Get the most recent file in a directory, Node.js

Question

I am trying to find the most recently created file in a directory using Node.js and cannot seem to find a solution. The following code seemed to be doing the trick on one machine but on another it was just pulling a random file from the directory - as I figured it might.

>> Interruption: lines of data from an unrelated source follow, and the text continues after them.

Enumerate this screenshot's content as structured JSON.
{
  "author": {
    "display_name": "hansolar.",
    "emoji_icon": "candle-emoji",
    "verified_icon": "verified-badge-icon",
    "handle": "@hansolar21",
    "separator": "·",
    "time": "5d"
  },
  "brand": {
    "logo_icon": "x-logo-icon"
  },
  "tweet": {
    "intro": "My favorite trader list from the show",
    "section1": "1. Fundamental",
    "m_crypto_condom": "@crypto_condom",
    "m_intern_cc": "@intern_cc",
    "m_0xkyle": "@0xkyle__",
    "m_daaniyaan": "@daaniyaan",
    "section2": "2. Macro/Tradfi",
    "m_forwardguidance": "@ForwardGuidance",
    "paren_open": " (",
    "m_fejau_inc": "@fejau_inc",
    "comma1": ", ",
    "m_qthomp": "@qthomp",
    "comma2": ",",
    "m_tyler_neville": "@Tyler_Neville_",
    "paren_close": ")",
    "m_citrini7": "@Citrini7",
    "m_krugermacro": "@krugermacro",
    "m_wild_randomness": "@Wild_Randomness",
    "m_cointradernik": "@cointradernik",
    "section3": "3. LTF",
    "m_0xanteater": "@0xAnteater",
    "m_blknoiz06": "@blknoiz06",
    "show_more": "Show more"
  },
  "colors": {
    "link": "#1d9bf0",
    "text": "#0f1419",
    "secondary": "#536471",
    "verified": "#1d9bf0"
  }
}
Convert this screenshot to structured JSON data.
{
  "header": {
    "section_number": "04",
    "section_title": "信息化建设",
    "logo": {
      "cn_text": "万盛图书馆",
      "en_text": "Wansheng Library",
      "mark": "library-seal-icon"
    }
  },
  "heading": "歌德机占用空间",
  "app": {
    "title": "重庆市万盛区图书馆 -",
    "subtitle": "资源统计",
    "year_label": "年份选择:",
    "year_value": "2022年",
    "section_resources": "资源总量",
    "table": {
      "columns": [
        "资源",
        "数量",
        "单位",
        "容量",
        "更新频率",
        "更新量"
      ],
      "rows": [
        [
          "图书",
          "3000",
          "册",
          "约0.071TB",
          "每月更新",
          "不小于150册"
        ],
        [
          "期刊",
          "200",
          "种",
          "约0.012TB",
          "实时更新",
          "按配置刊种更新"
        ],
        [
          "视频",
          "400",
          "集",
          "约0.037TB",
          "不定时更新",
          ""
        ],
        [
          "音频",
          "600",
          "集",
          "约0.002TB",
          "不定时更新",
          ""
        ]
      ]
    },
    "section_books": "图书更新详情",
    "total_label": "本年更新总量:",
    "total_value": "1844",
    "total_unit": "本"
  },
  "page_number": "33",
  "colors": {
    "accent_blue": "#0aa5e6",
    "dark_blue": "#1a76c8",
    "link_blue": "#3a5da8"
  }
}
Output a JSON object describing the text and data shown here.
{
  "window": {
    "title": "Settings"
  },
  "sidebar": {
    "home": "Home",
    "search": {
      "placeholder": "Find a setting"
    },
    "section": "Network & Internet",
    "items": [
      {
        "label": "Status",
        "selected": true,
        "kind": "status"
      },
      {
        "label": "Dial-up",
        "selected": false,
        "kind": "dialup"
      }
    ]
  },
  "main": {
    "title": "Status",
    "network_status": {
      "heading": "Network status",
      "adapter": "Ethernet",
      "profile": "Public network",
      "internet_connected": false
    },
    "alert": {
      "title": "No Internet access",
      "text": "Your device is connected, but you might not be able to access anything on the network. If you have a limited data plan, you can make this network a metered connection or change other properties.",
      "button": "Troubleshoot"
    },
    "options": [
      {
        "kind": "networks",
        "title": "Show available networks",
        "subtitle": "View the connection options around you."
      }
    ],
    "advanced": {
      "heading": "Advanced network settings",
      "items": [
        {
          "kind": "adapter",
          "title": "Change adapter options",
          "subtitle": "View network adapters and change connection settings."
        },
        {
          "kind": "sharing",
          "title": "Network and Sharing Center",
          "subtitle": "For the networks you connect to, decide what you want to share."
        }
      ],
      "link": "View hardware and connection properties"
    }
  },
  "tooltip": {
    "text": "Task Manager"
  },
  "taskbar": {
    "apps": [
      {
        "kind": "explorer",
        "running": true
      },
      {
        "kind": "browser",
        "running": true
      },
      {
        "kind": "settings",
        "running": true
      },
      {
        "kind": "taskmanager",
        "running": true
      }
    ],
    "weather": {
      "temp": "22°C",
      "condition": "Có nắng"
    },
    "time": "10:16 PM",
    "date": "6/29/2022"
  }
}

Basically, I need to find the newest file and ONLY that file.

var fs = require('fs'); //File System
var audioFilePath = 'C:/scanner/audio/'; //Location of recorded audio files
    var audioFile = fs.readdirSync(audioFilePath)
        .slice(-1)[0]
        .replace('.wav', '.mp3');

Many thanks!

Answer 1

Assuming availability of underscore (http://underscorejs.org/) and taking synchronous approach (which doesn't utilize the node.js strengths, but is easier to grasp):

var fs = require('fs'),
    path = require('path'),
    _ = require('underscore');

// Return only base file name without dir
function getMostRecentFileName(dir) {
    var files = fs.readdirSync(dir);

    // use underscore for max()
    return _.max(files, function (f) {
        var fullpath = path.join(dir, f);

        // ctime = creation time is used
        // replace with mtime for modification time
        return fs.statSync(fullpath).ctime;
    });
}

Answer 2

While not the most efficient approach, this should be conceptually straight forward:

var fs = require('fs'); //File System
var audioFilePath = 'C:/scanner/audio/'; //Location of recorded audio files
fs.readdir(audioFilePath, function(err, files) {
    if (err) { throw err; }
    var audioFile = getNewestFile(files, audioFilePath).replace('.wav', '.mp3');
    //process audioFile here or pass it to a function...
    console.log(audioFile);
});

function getNewestFile(files, path) {
    var out = [];
    files.forEach(function(file) {
        var stats = fs.statSync(path + "/" +file);
        if(stats.isFile()) {
            out.push({"file":file, "mtime": stats.mtime.getTime()});
        }
    });
    out.sort(function(a,b) {
        return b.mtime - a.mtime;
    })
    return (out.length>0) ? out[0].file : "";
}

BTW, there is no obvious reason in the original post to use synchronous file listing.

Answer 3

Another approach:

const glob = require('glob')

const newestFile = glob.sync('input/*xlsx')
  .map(name => ({name, ctime: fs.statSync(name).ctime}))
  .sort((a, b) => b.ctime - a.ctime)[0].name

Answer 4

A more functional version might look like:

import { readdirSync, lstatSync } from "fs";

const orderReccentFiles = (dir: string) =>
  readdirSync(dir)
    .filter(f => lstatSync(f).isFile())
    .map(file => ({ file, mtime: lstatSync(file).mtime }))
    .sort((a, b) => b.mtime.getTime() - a.mtime.getTime());

const getMostRecentFile = (dir: string) => {
  const files = orderReccentFiles(dir);
  return files.length ? files[0] : undefined;
};

Answer 5

First, you need to order files (newest at the begin)

Then, get the first element of an array for the most recent file.

I have modified code from @mikeysee to avoid the path exception so that I use the full path to fix them.

The snipped codes of 2 functions are shown below.

const fs = require('fs');
const path = require('path');

const getMostRecentFile = (dir) => {
    const files = orderReccentFiles(dir);
    return files.length ? files[0] : undefined;
};

const orderReccentFiles = (dir) => {
    return fs.readdirSync(dir)
        .filter(file => fs.lstatSync(path.join(dir, file)).isFile())
        .map(file => ({ file, mtime: fs.lstatSync(path.join(dir, file)).mtime }))
        .sort((a, b) => b.mtime.getTime() - a.mtime.getTime());
};

const dirPath = '<PATH>';
getMostRecentFile(dirPath)